First and foremost, these cases are distinguishable from the instant matter because in those cases all the class members had suffered certain injury due to actions taken by the Defendant. In this case, not all the class members' injuries were caused by mere receipt of the subject postcard as the proposed class currently requires. As Defendant points out, the cases highlighted by Plaintiffs in their reconsideration motion describe groups joined by common characteristics such as race or gender, or groups combating systemic institutional failures. In this case, these Plaintiffs are not joined by race or gender, nor are they victims of a systemic failure as it is clear that certain plaintiffs understood the subject postcards.

Second, Plaintiffs' contention that cohesion only requires a pre-existing or continuing legal relationship to exist between the proposed class members and the common actor, and not with each other misconstrues the law. Cohesion is not the same as predominance under (b)(3). In fact, Barnes recognizes that a (b)(2) class requires more cohesion than a (b)(3) damages class requires predominance. See 161 F.3d at 142-43. However, "the individual issues that defeat the predominance requirement under Rule 23(b)(3) also defeat the cohesion requirement of 23(b)(2)." Gates v. Rohm and Haas Corp., 265 F.R.D. 208, 231 (E.D. Pa. 2010) (internal citations omitted). In Amchem Prods. Inc., v. Windsor, 521 U.S. 591 (1997), Plaintiffs brought a claim for damages under (b)(3). The Supreme Court held that there was no cohesiveness because "[c]lass members were exposed to different asbestos-containing products, for different amounts of time, in different ways over different period." Id. at 624. Similarly, in this case, the proposed class members were exposed to different subject postcards, at different times, and were met with different degrees of difficulty in their ability to cancel. It logically follows that if the Plaintiffs in Amchem were not able to establish predominance under their facts, these Plaintiffs cannot establish cohesion, a higher standard, with similar facts. Thus, the Court's refusal to find cohesion was not clear error.

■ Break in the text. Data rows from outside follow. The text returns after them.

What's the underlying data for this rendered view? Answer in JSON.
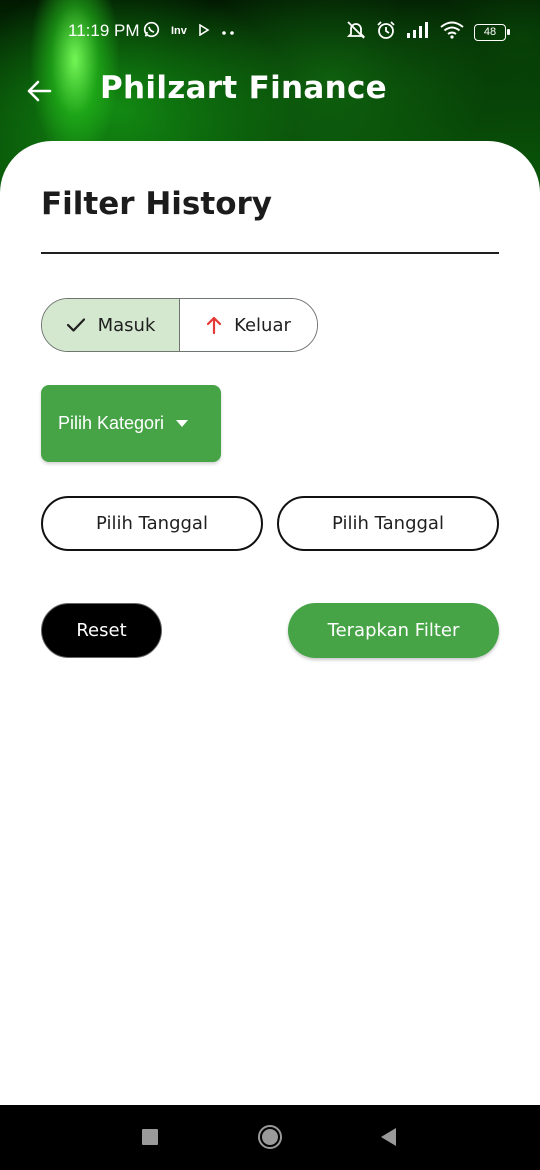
{
  "status_bar": {
    "time": "11:19 PM",
    "notification_icons": [
      "whatsapp-icon",
      "inv-app-icon",
      "play-icon",
      "more-dots-icon"
    ],
    "inv_label": "Inv",
    "battery_level": "48",
    "right_icons": [
      "bell-muted-icon",
      "alarm-icon",
      "signal-icon",
      "wifi-icon",
      "battery-icon"
    ]
  },
  "app_bar": {
    "title": "Philzart Finance",
    "back_icon": "arrow-left-icon"
  },
  "filter": {
    "title": "Filter History",
    "type_toggle": {
      "masuk_label": "Masuk",
      "masuk_icon": "check-icon",
      "keluar_label": "Keluar",
      "keluar_icon": "arrow-up-icon",
      "selected": "Masuk"
    },
    "category_button": "Pilih Kategori",
    "start_date_button": "Pilih Tanggal",
    "end_date_button": "Pilih Tanggal",
    "reset_button": "Reset",
    "apply_button": "Terapkan Filter"
  },
  "colors": {
    "accent_green": "#46a447",
    "selected_segment": "#d3e8cf",
    "keluar_arrow": "#e53935",
    "reset_bg": "#000000"
  },
  "nav_bar": {
    "buttons": [
      "recent-apps-icon",
      "home-icon",
      "back-triangle-icon"
    ]
  }
}
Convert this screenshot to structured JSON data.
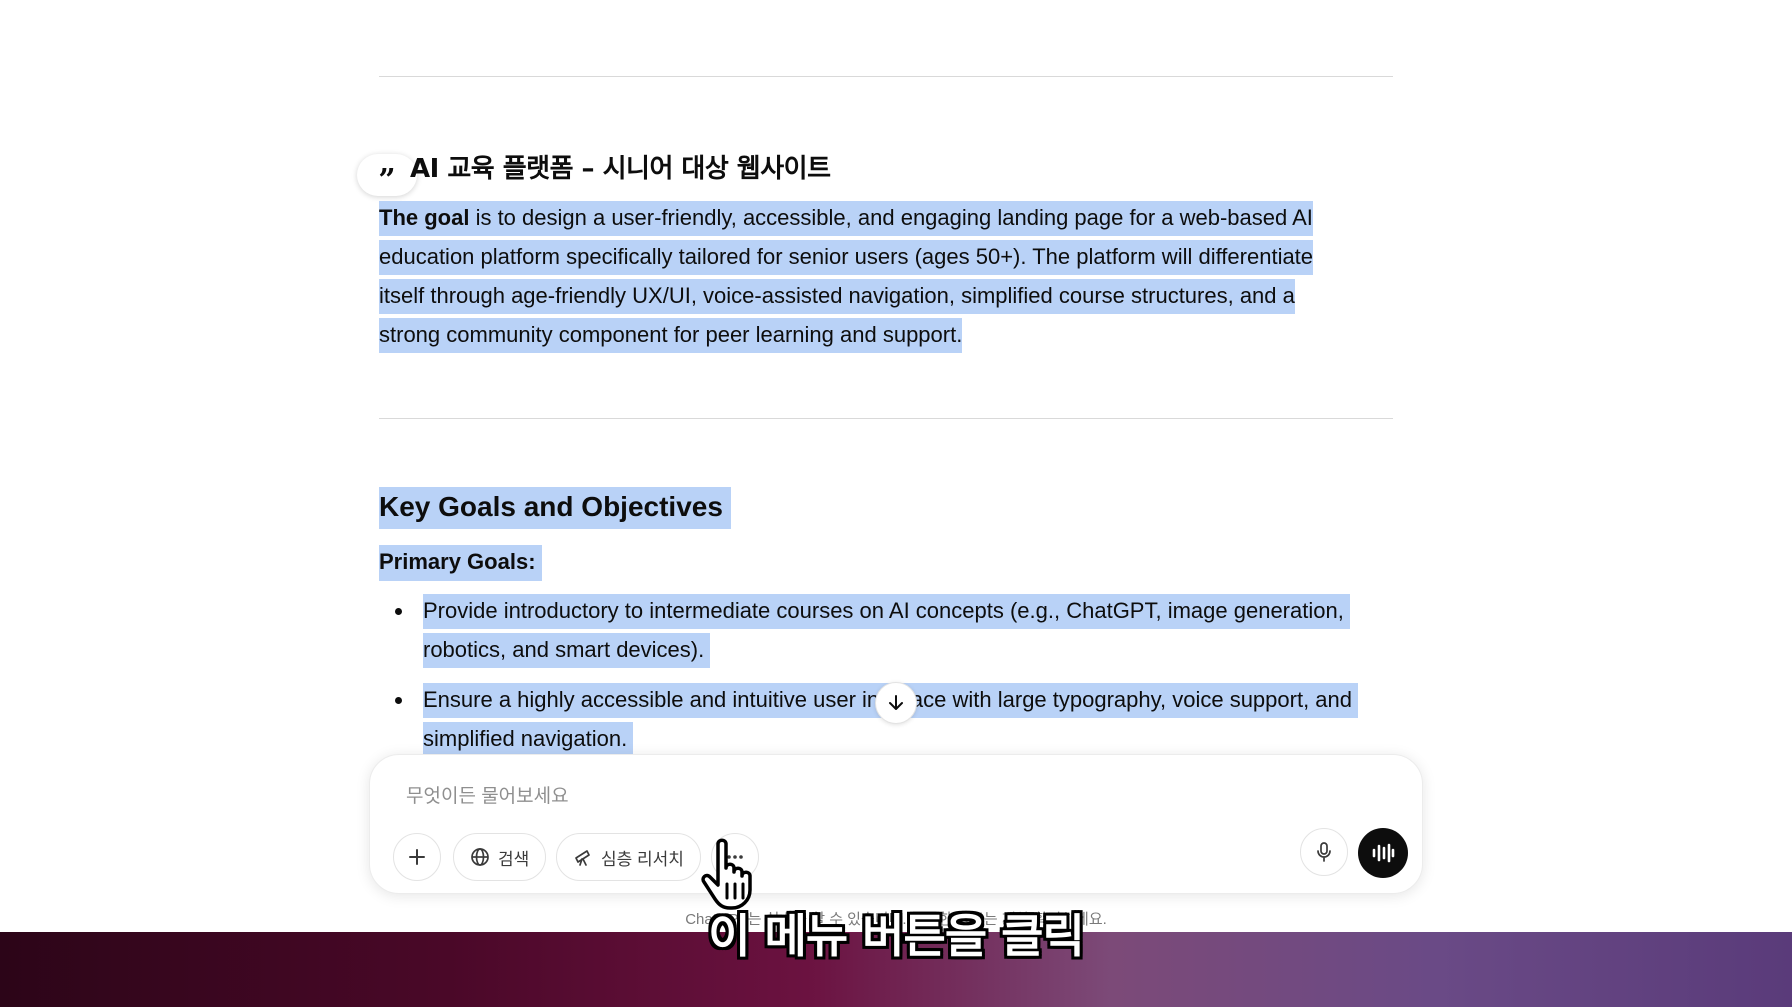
{
  "article": {
    "subtitle": "AI 교육 플랫폼 – 시니어 대상 웹사이트",
    "goal_lead": "The goal",
    "goal_rest": " is to design a user-friendly, accessible, and engaging landing page for a web-based AI education platform specifically tailored for senior users (ages 50+). The platform will differentiate itself through age-friendly UX/UI, voice-assisted navigation, simplified course structures, and a strong community component for peer learning and support.",
    "section_heading": "Key Goals and Objectives",
    "primary_goals_label": "Primary Goals:",
    "bullets": [
      "Provide introductory to intermediate courses on AI concepts (e.g., ChatGPT, image generation, robotics, and smart devices).",
      "Ensure a highly accessible and intuitive user interface with large typography, voice support, and simplified navigation."
    ]
  },
  "composer": {
    "placeholder": "무엇이든 물어보세요",
    "search_label": "검색",
    "deep_research_label": "심층 리서치"
  },
  "disclaimer": "ChatGPT는 실수를 할 수 있습니다. 중요한 정보는 재차 확인하세요.",
  "caption": "이 메뉴 버튼을 클릭",
  "colors": {
    "selection": "#b9d2f7",
    "accent_dark": "#0d0d0d"
  },
  "icons": [
    "quote-icon",
    "arrow-down-icon",
    "plus-icon",
    "globe-icon",
    "telescope-icon",
    "more-icon",
    "mic-icon",
    "voice-mode-icon",
    "hand-cursor-icon"
  ]
}
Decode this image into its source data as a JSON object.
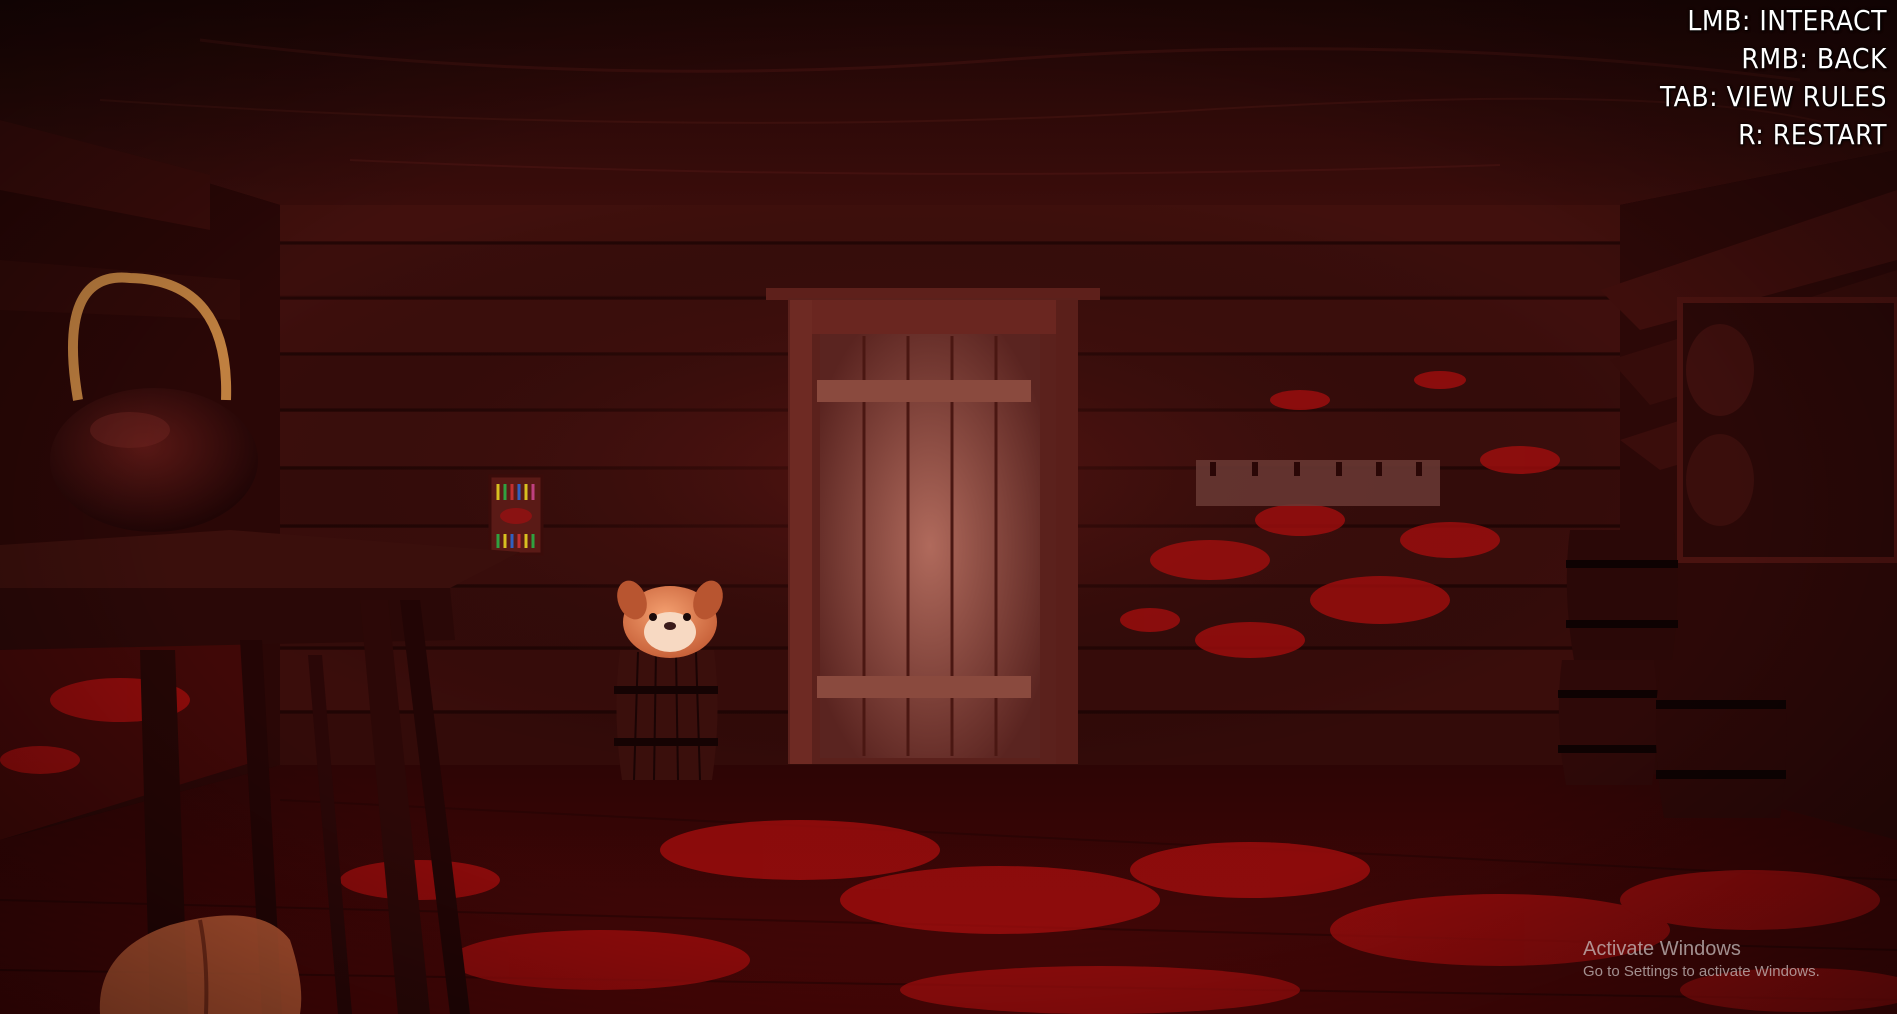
{
  "hud": {
    "controls": [
      "LMB: INTERACT",
      "RMB: BACK",
      "TAB: VIEW RULES",
      "R: RESTART"
    ]
  },
  "watermark": {
    "title": "Activate Windows",
    "subtitle": "Go to Settings to activate Windows."
  },
  "scene": {
    "tint_color": "#8a0d0d",
    "wall_color": "#3a0c0a",
    "ceiling_color": "#2a0807",
    "floor_color": "#3d0606",
    "blood_color": "#b00f0f",
    "door_color": "#7a3a30",
    "plush_color": "#e0814f"
  }
}
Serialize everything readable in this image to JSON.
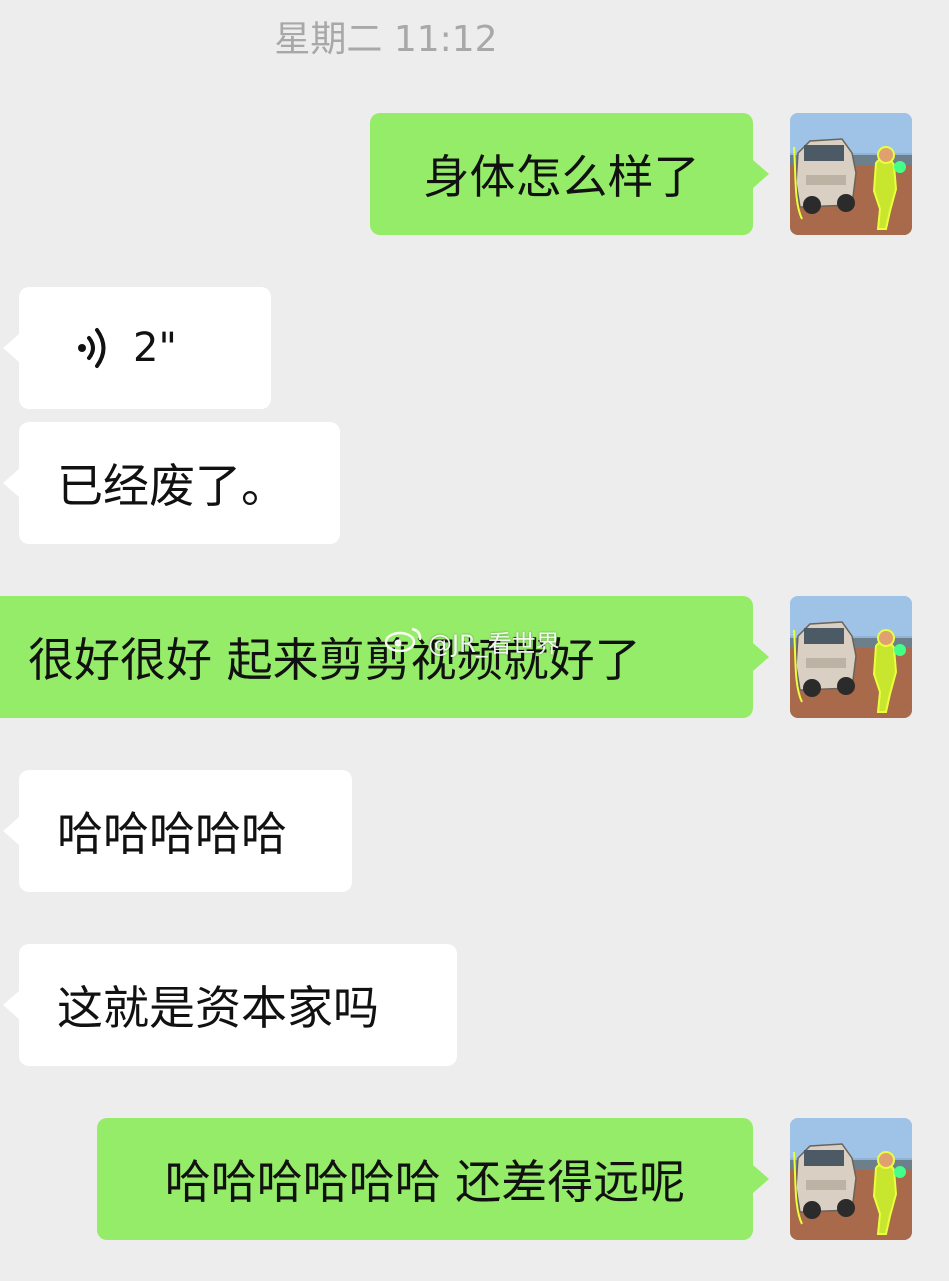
{
  "timestamp": "星期二 11:12",
  "messages": [
    {
      "dir": "out",
      "text": "身体怎么样了"
    },
    {
      "dir": "in",
      "type": "voice",
      "duration": "2\""
    },
    {
      "dir": "in",
      "text": "已经废了。"
    },
    {
      "dir": "out",
      "text": "很好很好 起来剪剪视频就好了"
    },
    {
      "dir": "in",
      "text": "哈哈哈哈哈"
    },
    {
      "dir": "in",
      "text": "这就是资本家吗"
    },
    {
      "dir": "out",
      "text": "哈哈哈哈哈哈 还差得远呢"
    }
  ],
  "watermark": "@JR_看世界",
  "icons": {
    "voice": "voice-wave-icon",
    "avatar": "user-avatar-photo",
    "watermark": "weibo-logo-icon"
  },
  "colors": {
    "background": "#ededed",
    "outgoing_bubble": "#95ec69",
    "incoming_bubble": "#ffffff",
    "timestamp_text": "#a8a8a8"
  }
}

D. Revision of the Proposed Classes

Lastly, Plaintiffs ask this Court to exercise its discretion to revise the postcard classes to limit them to the those persons whose initial offers recited that they would be sent an advance notification. The Court declines to do so. First, even under this proposed revised class, it is not clear that Plaintiffs would achieve cohesion. Second, Plaintiffs do not point to any authority that indicates that revision of the proposed class by the Court is proper. Plaintiffs have proposed nine different class definitions over the course of the litigation, each time failing to meet their burden of showing predominance under (b)(3), or cohesion under (b)(2). It is not "clear error" for the court to decline to undertake Plaintiffs' duty to define a class that meets either the cohesion or predominance standards. Thus, the Court declines to revise the most recently proposed class.


For the foregoing reasons, Plaintiffs' motion for reconsideration is denied. An appropriate order accompanies this opinion.